Diganta Saha


2005

pdf
A Semantics-based English-Bengali EBMT System for Translating News Headlines
Diganta Saha | Sivaji Bandyopadhyay
Workshop on example-based machine translation

The paper reports an Example based Machine Translation System for translating News Headlines from English to Bengali. The input headline is initially searched in the Direct Example Base. If it cannot be found, the input headline is tagged and the tagged headline is searched in the Generalized Tagged Example Base. If a match is obtained, the tagged headline in Bengali is retrieved from the example base, the output Bengali headline is generated after retrieving the Bengali equivalents of the English words from appropriate dictionaries and then applying relevant synthesis rules for generating the Bengali surface level words.

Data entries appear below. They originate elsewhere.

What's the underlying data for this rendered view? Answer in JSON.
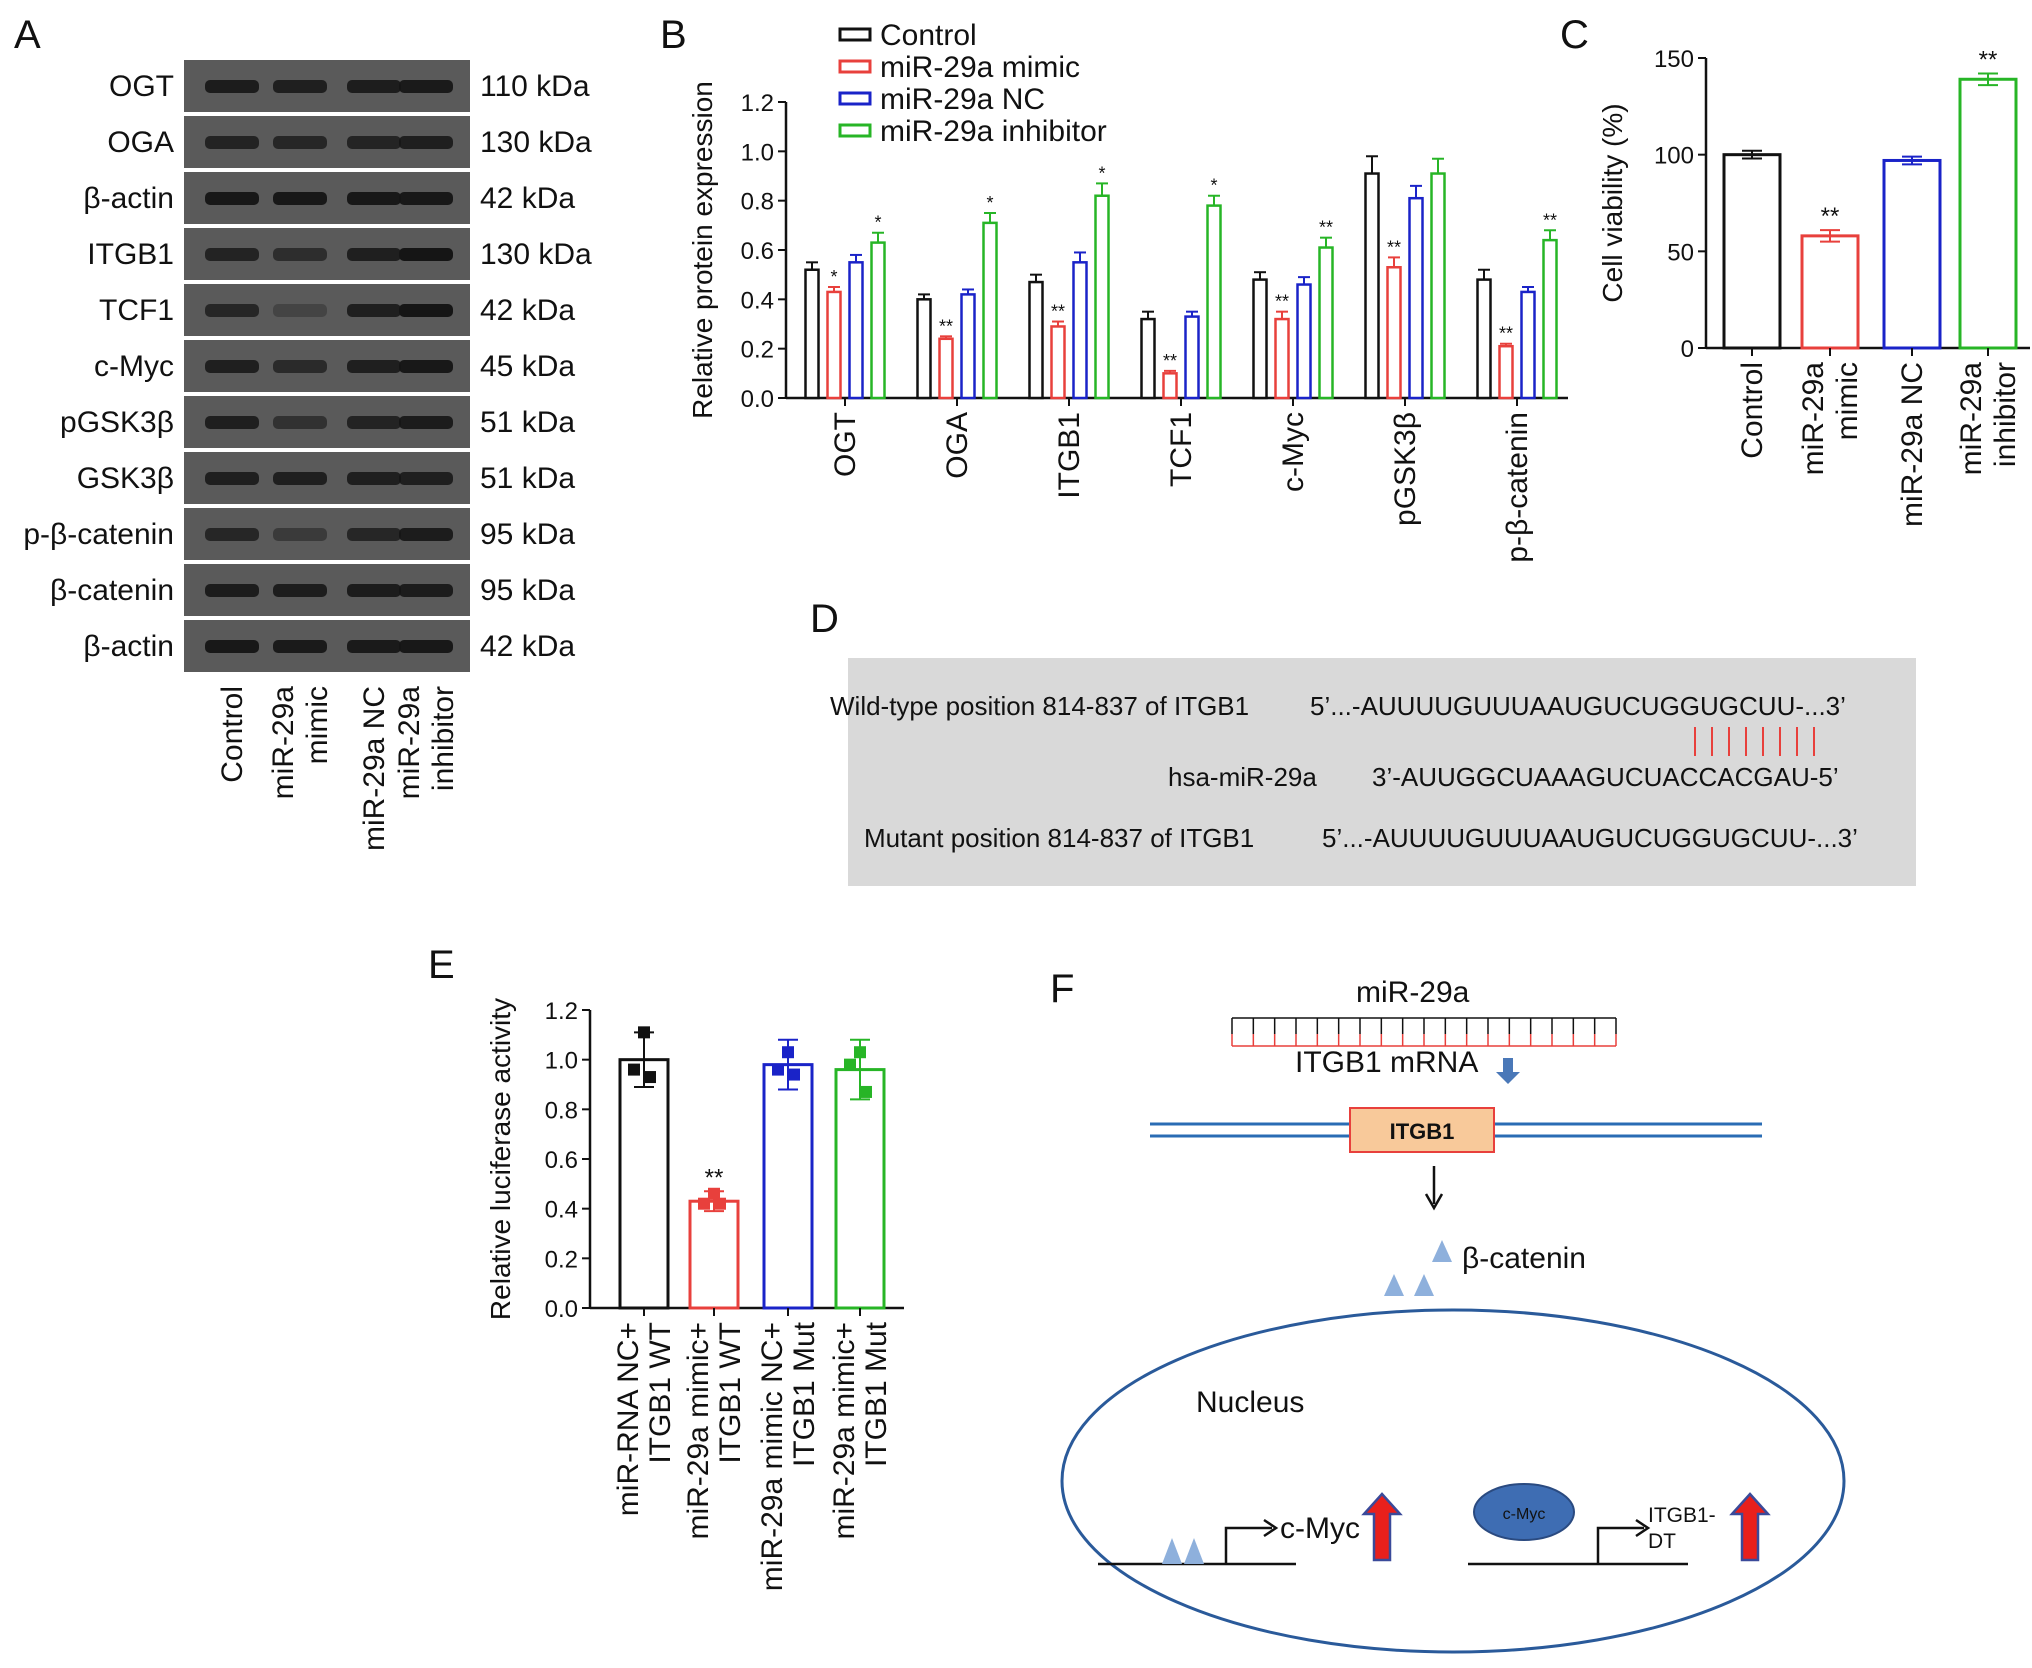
{
  "panels": {
    "a": "A",
    "b": "B",
    "c": "C",
    "d": "D",
    "e": "E",
    "f": "F"
  },
  "western_blot": {
    "rows": [
      {
        "protein": "OGT",
        "kda": "110 kDa",
        "intensity": [
          0.9,
          0.85,
          0.88,
          0.92
        ]
      },
      {
        "protein": "OGA",
        "kda": "130 kDa",
        "intensity": [
          0.8,
          0.75,
          0.78,
          0.85
        ]
      },
      {
        "protein": "β-actin",
        "kda": "42 kDa",
        "intensity": [
          0.95,
          0.95,
          0.95,
          0.95
        ]
      },
      {
        "protein": "ITGB1",
        "kda": "130 kDa",
        "intensity": [
          0.8,
          0.65,
          0.85,
          1.0
        ]
      },
      {
        "protein": "TCF1",
        "kda": "42 kDa",
        "intensity": [
          0.75,
          0.3,
          0.85,
          1.0
        ]
      },
      {
        "protein": "c-Myc",
        "kda": "45 kDa",
        "intensity": [
          0.85,
          0.7,
          0.85,
          0.95
        ]
      },
      {
        "protein": "pGSK3β",
        "kda": "51 kDa",
        "intensity": [
          0.85,
          0.6,
          0.8,
          0.9
        ]
      },
      {
        "protein": "GSK3β",
        "kda": "51 kDa",
        "intensity": [
          0.85,
          0.85,
          0.85,
          0.85
        ]
      },
      {
        "protein": "p-β-catenin",
        "kda": "95 kDa",
        "intensity": [
          0.75,
          0.45,
          0.75,
          0.9
        ]
      },
      {
        "protein": "β-catenin",
        "kda": "95 kDa",
        "intensity": [
          0.9,
          0.88,
          0.9,
          0.9
        ]
      },
      {
        "protein": "β-actin",
        "kda": "42 kDa",
        "intensity": [
          0.95,
          0.92,
          0.93,
          0.95
        ]
      }
    ],
    "lanes": [
      [
        "Control"
      ],
      [
        "miR-29a",
        "mimic"
      ],
      [
        "miR-29a NC"
      ],
      [
        "miR-29a",
        "inhibitor"
      ]
    ]
  },
  "colors": {
    "control": "#111111",
    "mimic": "#e8403c",
    "nc": "#1a23c8",
    "inhibitor": "#27b526"
  },
  "chart_data": [
    {
      "type": "bar",
      "panel": "B",
      "ylabel": "Relative protein expression",
      "ylim": [
        0,
        1.2
      ],
      "yticks": [
        "0.0",
        "0.2",
        "0.4",
        "0.6",
        "0.8",
        "1.0",
        "1.2"
      ],
      "categories": [
        "OGT",
        "OGA",
        "ITGB1",
        "TCF1",
        "c-Myc",
        "pGSK3β",
        "p-β-catenin"
      ],
      "series": [
        {
          "name": "Control",
          "values": [
            0.52,
            0.4,
            0.47,
            0.32,
            0.48,
            0.91,
            0.48
          ],
          "errors": [
            0.03,
            0.02,
            0.03,
            0.03,
            0.03,
            0.07,
            0.04
          ],
          "sig": [
            "",
            "",
            "",
            "",
            "",
            "",
            ""
          ]
        },
        {
          "name": "miR-29a mimic",
          "values": [
            0.43,
            0.24,
            0.29,
            0.1,
            0.32,
            0.53,
            0.21
          ],
          "errors": [
            0.02,
            0.01,
            0.02,
            0.01,
            0.03,
            0.04,
            0.01
          ],
          "sig": [
            "*",
            "**",
            "**",
            "**",
            "**",
            "**",
            "**"
          ]
        },
        {
          "name": "miR-29a NC",
          "values": [
            0.55,
            0.42,
            0.55,
            0.33,
            0.46,
            0.81,
            0.43
          ],
          "errors": [
            0.03,
            0.02,
            0.04,
            0.02,
            0.03,
            0.05,
            0.02
          ],
          "sig": [
            "",
            "",
            "",
            "",
            "",
            "",
            ""
          ]
        },
        {
          "name": "miR-29a inhibitor",
          "values": [
            0.63,
            0.71,
            0.82,
            0.78,
            0.61,
            0.91,
            0.64
          ],
          "errors": [
            0.04,
            0.04,
            0.05,
            0.04,
            0.04,
            0.06,
            0.04
          ],
          "sig": [
            "*",
            "*",
            "*",
            "*",
            "**",
            "",
            "**"
          ]
        }
      ]
    },
    {
      "type": "bar",
      "panel": "C",
      "ylabel": "Cell viability (%)",
      "ylim": [
        0,
        150
      ],
      "yticks": [
        "0",
        "50",
        "100",
        "150"
      ],
      "categories": [
        [
          "Control"
        ],
        [
          "miR-29a",
          "mimic"
        ],
        [
          "miR-29a NC"
        ],
        [
          "miR-29a",
          "inhibitor"
        ]
      ],
      "values": [
        100,
        58,
        97,
        139
      ],
      "errors": [
        2,
        3,
        2,
        3
      ],
      "sig": [
        "",
        "**",
        "",
        "**"
      ]
    },
    {
      "type": "bar",
      "panel": "E",
      "ylabel": "Relative luciferase activity",
      "ylim": [
        0,
        1.2
      ],
      "yticks": [
        "0.0",
        "0.2",
        "0.4",
        "0.6",
        "0.8",
        "1.0",
        "1.2"
      ],
      "categories": [
        [
          "miR-RNA NC+",
          "ITGB1 WT"
        ],
        [
          "miR-29a mimic+",
          "ITGB1 WT"
        ],
        [
          "miR-29a mimic NC+",
          "ITGB1 Mut"
        ],
        [
          "miR-29a mimic+",
          "ITGB1 Mut"
        ]
      ],
      "values": [
        1.0,
        0.43,
        0.98,
        0.96
      ],
      "errors": [
        0.11,
        0.04,
        0.1,
        0.12
      ],
      "points": [
        [
          1.11,
          0.96,
          0.93
        ],
        [
          0.46,
          0.42,
          0.42
        ],
        [
          1.03,
          0.96,
          0.94
        ],
        [
          1.03,
          0.98,
          0.87
        ]
      ],
      "sig": [
        "",
        "**",
        "",
        ""
      ]
    }
  ],
  "panel_d": {
    "wt_label": "Wild-type position 814-837 of  ITGB1",
    "wt_seq": "5’...-AUUUUGUUUAAUGUCUGGUGCUU-...3’",
    "mir_label": "hsa-miR-29a",
    "mir_seq": "3’-AUUGGCUAAAGUCUACCACGAU-5’",
    "mut_label": "Mutant position 814-837 of  ITGB1",
    "mut_seq": "5’...-AUUUUGUUUAAUGUCUGGUGCUU-...3’"
  },
  "panel_f": {
    "mirna": "miR-29a",
    "mrna": "ITGB1 mRNA",
    "gene": "ITGB1",
    "beta_catenin": "β-catenin",
    "nucleus": "Nucleus",
    "cmyc_target": "c-Myc",
    "cmyc_protein": "c-Myc",
    "itgb1dt_line1": "ITGB1-",
    "itgb1dt_line2": "DT"
  }
}
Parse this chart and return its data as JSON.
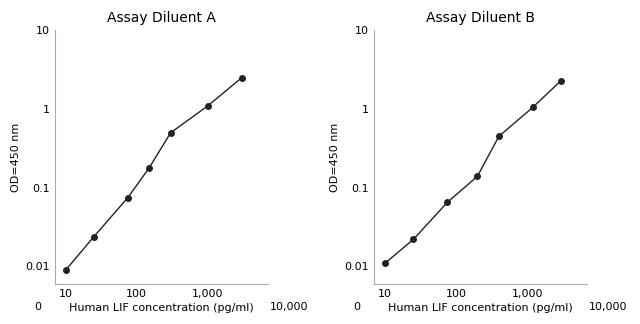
{
  "panel_A": {
    "title": "Assay Diluent A",
    "x": [
      9.375,
      18.75,
      37.5,
      75,
      150,
      300,
      600,
      3000
    ],
    "y": [
      0.009,
      0.024,
      0.073,
      0.18,
      0.5,
      1.1,
      2.5,
      2.5
    ],
    "xlabel": "Human LIF concentration (pg/ml)",
    "ylabel": "OD=450 nm"
  },
  "panel_B": {
    "title": "Assay Diluent B",
    "x": [
      9.375,
      18.75,
      37.5,
      75,
      150,
      600,
      1500,
      3000
    ],
    "y": [
      0.011,
      0.022,
      0.065,
      0.14,
      0.45,
      1.05,
      2.3,
      2.3
    ],
    "xlabel": "Human LIF concentration (pg/ml)",
    "ylabel": "OD=450 nm"
  },
  "xlim": [
    7,
    7000
  ],
  "ylim": [
    0.006,
    10
  ],
  "xticks": [
    10,
    100,
    1000
  ],
  "xtick_labels": [
    "10",
    "100",
    "1,000"
  ],
  "yticks": [
    0.01,
    0.1,
    1,
    10
  ],
  "ytick_labels": [
    "0.01",
    "0.1",
    "1",
    "10"
  ],
  "line_color": "#222222",
  "marker": "o",
  "markersize": 4,
  "linewidth": 1.0,
  "bg_color": "#ffffff",
  "title_fontsize": 10,
  "label_fontsize": 8,
  "tick_fontsize": 8
}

If some named entities and acronyms are not present in the dictionary, transliteration scheme is applied for obtaining the Bengali equivalent. If a match is not found, the tagged input headline is analysed to identify the constituent phrase(s). The target translation is generated using English-Bengali phrasal example base, appropriate dictionaries and a set of heuristics for Bengali phrase reordering. If the headline still cannot be translated using example base strategy, a heuristic translation strategy will be applied. Any new input tagged headline along with its translation by the user will be inserted in the tagged Example base after generalization.